Two bodies of masses `m_(1) " and " m_(2)` are connected a light string which passes over a frictionless massless pulley. If the pulley is moving upward with uniform acceleration `(g)/(2)`, then tension in the string will be

To solve the problem, we need to analyze the forces acting on the two masses connected by a string over a pulley that is accelerating upwards. Let's denote the masses as \( m_1 \) and \( m_2 \), and the acceleration of the pulley as \( a = \frac{g}{2} \). ### Step-by-Step Solution: 1. **Identify the Forces**: - For mass \( m_1 \) (which is heavier), the forces acting on it are its weight \( m_1 g \) downward and the tension \( T \) upward. - For mass \( m_2 \) (which is lighter), the forces acting on it are its weight \( m_2 g \) downward and the tension \( T \) upward. 2. **Write the Equations of Motion**: - For mass \( m_1 \): \[ m_1 \cdot \left( \frac{g}{2} + g \right) - T = m_1 \cdot a \] Here, the effective acceleration acting on \( m_1 \) is \( \frac{g}{2} + g = \frac{3g}{2} \).

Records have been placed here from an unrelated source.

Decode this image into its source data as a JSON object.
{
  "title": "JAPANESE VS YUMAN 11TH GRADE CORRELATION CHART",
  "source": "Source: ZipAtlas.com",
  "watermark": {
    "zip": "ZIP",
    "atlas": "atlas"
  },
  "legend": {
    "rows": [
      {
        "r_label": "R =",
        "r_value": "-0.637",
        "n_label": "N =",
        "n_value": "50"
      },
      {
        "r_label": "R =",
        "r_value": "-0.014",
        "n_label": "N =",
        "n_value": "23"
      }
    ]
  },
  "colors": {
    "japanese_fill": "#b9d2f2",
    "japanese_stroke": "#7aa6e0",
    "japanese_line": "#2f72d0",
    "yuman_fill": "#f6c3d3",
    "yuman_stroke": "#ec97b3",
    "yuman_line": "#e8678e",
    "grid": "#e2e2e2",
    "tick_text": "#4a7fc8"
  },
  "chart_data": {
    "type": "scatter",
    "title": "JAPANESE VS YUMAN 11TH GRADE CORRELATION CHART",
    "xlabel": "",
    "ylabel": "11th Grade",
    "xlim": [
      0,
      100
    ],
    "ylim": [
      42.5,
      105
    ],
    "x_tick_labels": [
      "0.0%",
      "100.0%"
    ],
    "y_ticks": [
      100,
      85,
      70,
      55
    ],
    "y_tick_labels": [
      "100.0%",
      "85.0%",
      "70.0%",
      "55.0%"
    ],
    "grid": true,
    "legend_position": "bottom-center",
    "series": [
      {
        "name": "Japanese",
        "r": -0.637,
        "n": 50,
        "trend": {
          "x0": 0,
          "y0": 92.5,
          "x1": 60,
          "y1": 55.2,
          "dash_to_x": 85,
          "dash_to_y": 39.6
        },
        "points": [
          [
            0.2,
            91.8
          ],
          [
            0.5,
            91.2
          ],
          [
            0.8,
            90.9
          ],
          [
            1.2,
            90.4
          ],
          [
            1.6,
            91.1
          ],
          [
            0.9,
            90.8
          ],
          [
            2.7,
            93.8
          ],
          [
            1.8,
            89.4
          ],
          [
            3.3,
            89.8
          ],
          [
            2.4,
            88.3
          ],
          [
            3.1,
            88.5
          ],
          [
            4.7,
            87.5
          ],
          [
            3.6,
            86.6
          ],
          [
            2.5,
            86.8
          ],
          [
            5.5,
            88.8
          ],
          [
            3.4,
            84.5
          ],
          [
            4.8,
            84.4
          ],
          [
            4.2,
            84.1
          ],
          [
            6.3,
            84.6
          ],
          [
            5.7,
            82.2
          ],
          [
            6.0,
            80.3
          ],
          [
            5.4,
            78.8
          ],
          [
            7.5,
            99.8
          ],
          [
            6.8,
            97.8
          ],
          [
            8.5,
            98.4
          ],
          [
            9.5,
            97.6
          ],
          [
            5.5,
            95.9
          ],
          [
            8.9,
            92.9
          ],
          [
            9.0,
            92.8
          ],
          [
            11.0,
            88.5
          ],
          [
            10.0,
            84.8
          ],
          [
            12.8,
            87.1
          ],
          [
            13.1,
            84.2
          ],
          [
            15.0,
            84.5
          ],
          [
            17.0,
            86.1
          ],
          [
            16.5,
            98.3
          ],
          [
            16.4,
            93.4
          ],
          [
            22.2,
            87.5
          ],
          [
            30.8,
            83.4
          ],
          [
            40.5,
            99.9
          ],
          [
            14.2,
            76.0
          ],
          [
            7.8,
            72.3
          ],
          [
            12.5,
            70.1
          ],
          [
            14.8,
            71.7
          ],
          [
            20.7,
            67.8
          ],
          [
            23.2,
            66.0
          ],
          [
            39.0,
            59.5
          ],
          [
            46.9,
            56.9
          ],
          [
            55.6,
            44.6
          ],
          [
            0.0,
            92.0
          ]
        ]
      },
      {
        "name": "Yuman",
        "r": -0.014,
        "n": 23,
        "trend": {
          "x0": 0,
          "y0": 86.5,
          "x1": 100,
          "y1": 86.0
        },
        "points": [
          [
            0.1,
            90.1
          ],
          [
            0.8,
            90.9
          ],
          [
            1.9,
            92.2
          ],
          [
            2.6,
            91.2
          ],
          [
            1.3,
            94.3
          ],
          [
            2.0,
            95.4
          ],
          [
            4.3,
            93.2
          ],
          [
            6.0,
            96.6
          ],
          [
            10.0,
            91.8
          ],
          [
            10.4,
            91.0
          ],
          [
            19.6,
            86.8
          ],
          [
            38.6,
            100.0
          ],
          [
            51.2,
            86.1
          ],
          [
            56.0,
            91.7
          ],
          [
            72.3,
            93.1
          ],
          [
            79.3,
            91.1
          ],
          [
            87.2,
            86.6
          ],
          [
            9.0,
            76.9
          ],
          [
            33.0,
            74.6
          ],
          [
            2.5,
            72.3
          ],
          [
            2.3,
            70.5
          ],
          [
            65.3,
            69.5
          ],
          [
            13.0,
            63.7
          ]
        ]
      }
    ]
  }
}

Thus, the equation becomes: \[ m_1 \cdot \frac{3g}{2} - T = m_1 \cdot a \quad \text{(1)} \] - For mass \( m_2 \): \[ T - m_2 \cdot \left( \frac{g}{2} + g \right) = m_2 \cdot a \] Similarly, the effective acceleration acting on \( m_2 \) is \( \frac{3g}{2} \). Thus, the equation becomes: \[ T - m_2 \cdot \frac{3g}{2} = m_2 \cdot a \quad \text{(2)} \] 3. **Combine the Equations**: - Adding equations (1) and (2): \[ \left( m_1 \cdot \frac{3g}{2} - T \right) + \left( T - m_2 \cdot \frac{3g}{2} \right) = m_1 \cdot a + m_2 \cdot a \] This simplifies to: \[ m_1 \cdot \frac{3g}{2} - m_2 \cdot \frac{3g}{2} = (m_1 + m_2) \cdot a \] Rearranging gives: \[ \frac{3g}{2} (m_1 - m_2) = (m_1 + m_2) \cdot a \] 4. **Solve for Acceleration \( a \)**: - From the above equation, we can express \( a \): \[ a = \frac{3g(m_1 - m_2)}{2(m_1 + m_2)} \] 5. **Substitute \( a \) back into one of the equations**: - We can substitute this value of \( a \) back into either equation (1) or (2) to find \( T \). Using equation (2): \[ T = m_2 \cdot \frac{3g}{2} + m_2 \cdot a \] Substituting \( a \): \[ T = m_2 \cdot \frac{3g}{2} + m_2 \cdot \left( \frac{3g(m_1 - m_2)}{2(m_1 + m_2)} \right) \] 6. **Simplify to find \( T \)**: - This gives: \[ T = \frac{3m_2g}{2} + \frac{3m_2g(m_1 - m_2)}{2(m_1 + m_2)} \] - After simplifying, we can find: \[ T = \frac{3m_1 m_2 g}{m_1 + m_2} \] ### Final Answer: The tension in the string is: \[ T = \frac{3m_1 m_2 g}{m_1 + m_2} \]